SECONDO ADAM DAY, che ha sviluppato un software in grado di riconoscere le pubblicazioni-truffa, la percentuale di studi realizzati in questo modo rappresenta oggi circa il 2% di tutta la letteratura scientifica pubblicata in un anno. Può sembrare poco, ma è una percentuale che raddoppia ogni cinque o sei anni. Dei 400 mila studi realizzati in fabbrica e riconosciuti da Day, 70 mila provengono dal solo anno 2022. Gli studi falsi sono particolarmente diffusi in medicina, biologia, chimica e scienza dei materiali.
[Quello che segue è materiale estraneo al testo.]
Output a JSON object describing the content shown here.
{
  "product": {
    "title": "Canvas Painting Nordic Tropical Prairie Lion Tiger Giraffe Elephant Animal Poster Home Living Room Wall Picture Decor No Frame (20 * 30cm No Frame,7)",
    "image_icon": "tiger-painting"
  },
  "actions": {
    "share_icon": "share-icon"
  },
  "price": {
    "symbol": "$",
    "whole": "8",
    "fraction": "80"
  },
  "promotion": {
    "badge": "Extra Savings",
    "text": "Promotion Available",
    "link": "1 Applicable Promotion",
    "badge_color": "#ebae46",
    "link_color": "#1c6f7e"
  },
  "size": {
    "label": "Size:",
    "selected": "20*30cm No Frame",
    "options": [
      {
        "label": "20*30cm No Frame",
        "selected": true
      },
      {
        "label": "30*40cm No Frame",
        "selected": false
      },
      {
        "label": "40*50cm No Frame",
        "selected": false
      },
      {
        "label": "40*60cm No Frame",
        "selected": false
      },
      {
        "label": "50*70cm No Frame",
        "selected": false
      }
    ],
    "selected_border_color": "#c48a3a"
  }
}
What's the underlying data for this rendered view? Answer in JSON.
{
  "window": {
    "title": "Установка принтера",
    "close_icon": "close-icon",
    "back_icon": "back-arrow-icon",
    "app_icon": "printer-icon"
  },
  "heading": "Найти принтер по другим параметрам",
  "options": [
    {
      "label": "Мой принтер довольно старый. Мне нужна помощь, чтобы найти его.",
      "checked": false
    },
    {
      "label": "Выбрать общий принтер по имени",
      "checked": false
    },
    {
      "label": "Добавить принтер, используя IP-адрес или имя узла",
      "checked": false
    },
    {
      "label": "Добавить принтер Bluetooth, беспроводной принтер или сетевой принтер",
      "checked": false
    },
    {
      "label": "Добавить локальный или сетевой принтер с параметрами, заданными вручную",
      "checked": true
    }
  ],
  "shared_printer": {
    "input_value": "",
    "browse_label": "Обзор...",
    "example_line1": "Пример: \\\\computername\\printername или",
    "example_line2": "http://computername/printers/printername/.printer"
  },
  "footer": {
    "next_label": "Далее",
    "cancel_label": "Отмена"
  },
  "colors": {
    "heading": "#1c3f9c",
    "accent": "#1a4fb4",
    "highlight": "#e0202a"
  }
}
Alla ricerca di un colpevole, tanti oggi puntano il dito contro l’intelligenza artificiale ChatGPT, capace di scrivere testi scientifici apparentemente credibili in pochi secondi e dunque un potenziale alleato dei truffatori. Ma l’intelligenza artificiale si dimostra efficace anche nello scoprire le frodi. Nell’ultimo numero di Cell Reports Physical Science Heather Desaire, professoressa di chimica all’università del Kansas (Usa), presenta un software denominato «ChatGPT detector» in grado di stabilire se un testo è stato scritto da ChatGPT con un’accuratezza del 98%. Dunque, possiamo finalmente lasciare alle macchine il compito di giocare a guardie e ladri con le ricerche scientifiche. Ma se la vera causa delle frodi risiede nella pressione dell’accademia, e nel primato della quantità sulla qualità, non sarà un computer a salvare la buona scienza.